2. Start the tunnel-enabled stack

docker compose -f docker-compose.yml -f docker-compose.cloudflare.yml up -d --build

This starts:

  • sharelatex and researchkit bound to 127.0.0.1 on the host
  • nginx on the internal Docker network
  • cloudflared forwarding {domain} to nginx

Development

Full stack with Docker

docker compose up --build

Python service with hot reload

Use this when working on agents, API routes, memory, or providers.

docker compose up sharelatex mongo redis

cd services/researchkit
python3 -m venv .venv
source .venv/bin/activate
pip install -e ".[dev]"

export MONGODB_URL="mongodb://localhost:27017/sharelatex"
export OPENAI_API_KEY="sk-..."
uvicorn researchkit.main:app --reload --host 0.0.0.0 --port 3020

Frontend and proxy module

ResearchKit's Overleaf integration lives under services/web/modules/researchkit/.

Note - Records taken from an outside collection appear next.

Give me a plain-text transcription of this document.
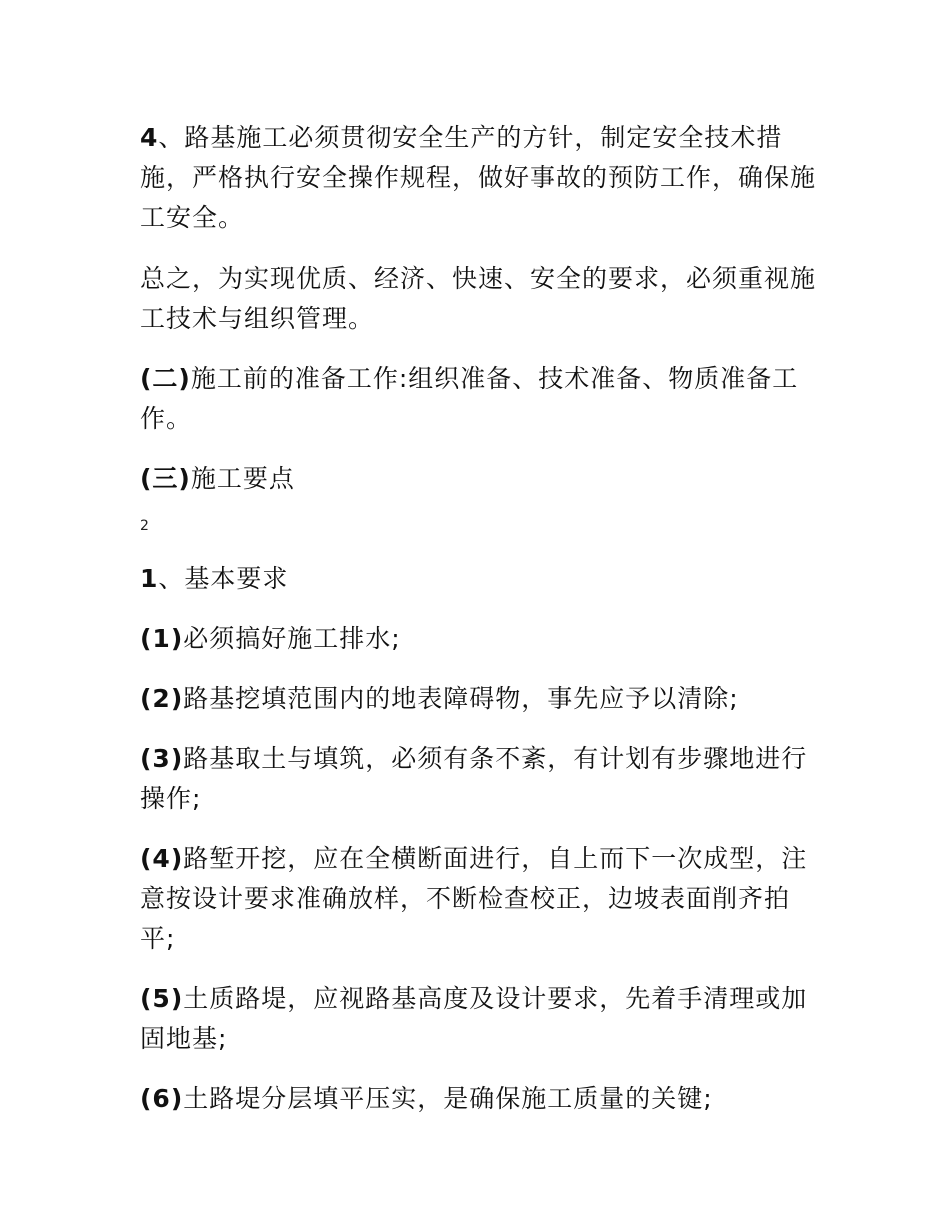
4、路基施工必须贯彻安全生产的方针，制定安全技术措施，严格执行安全操作规程，做好事故的预防工作，确保施工安全。

总之，为实现优质、经济、快速、安全的要求，必须重视施工技术与组织管理。

(二)施工前的准备工作:组织准备、技术准备、物质准备工作。

(三)施工要点

2

1、基本要求

(1)必须搞好施工排水;

(2)路基挖填范围内的地表障碍物，事先应予以清除;

(3)路基取土与填筑，必须有条不紊，有计划有步骤地进行操作;

(4)路堑开挖，应在全横断面进行，自上而下一次成型，注意按设计要求准确放样，不断检查校正，边坡表面削齐拍平;

(5)土质路堤，应视路基高度及设计要求，先着手清理或加固地基;

(6)土路堤分层填平压实，是确保施工质量的关键;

For frontend work, use the normal Overleaf development flow:

cd develop
bin/build
bin/dev

Current Runtime Flow

  1. The Overleaf module captures project files and the active editor context.
  2. ResearchKit treats that LaTeX workspace like a codebase, with files such as main.tex, section files, bibliography files, and figures forming the working project context.
  3. The Express controller proxies requests to researchkit.
  4. The FastAPI service loads provider config, refreshes memory when needed, and runs the MainAgent.
  5. The Main Agent can edit files through str_replace_editor, run execution-only shell commands through the runner, or delegate literature work to the Research Agent.
  6. The service streams message, action, patch, response, and done events back to the UI.

Repository Pointers

  • services/researchkit/ contains the Python backend and runner
  • services/web/modules/researchkit/ contains the Overleaf proxy layer and React UI
  • docs/ contains project-level architecture, feature status, and roadmap docs

Testing

Backend tests:

cd services/researchkit
pip install -e ".[dev]"
pytest -q tests

Current backend baseline: 67 passed.

Base Project

This repository is built on top of Overleaf Community Edition. General Overleaf contribution guidance remains in CONTRIBUTING.md.

License

This project is licensed under the GNU Affero General Public License v3. See LICENSE.

About

ResearchKit is an AI-assisted research writing environment built on top of Overleaf Community Edition. It treats Overleaf as the IDE and the LaTeX paper project as the codebase, then layers on a dedicated Python service, project-aware memory, provider configuration, inline patch review, and specialized agents for academic writing workflows.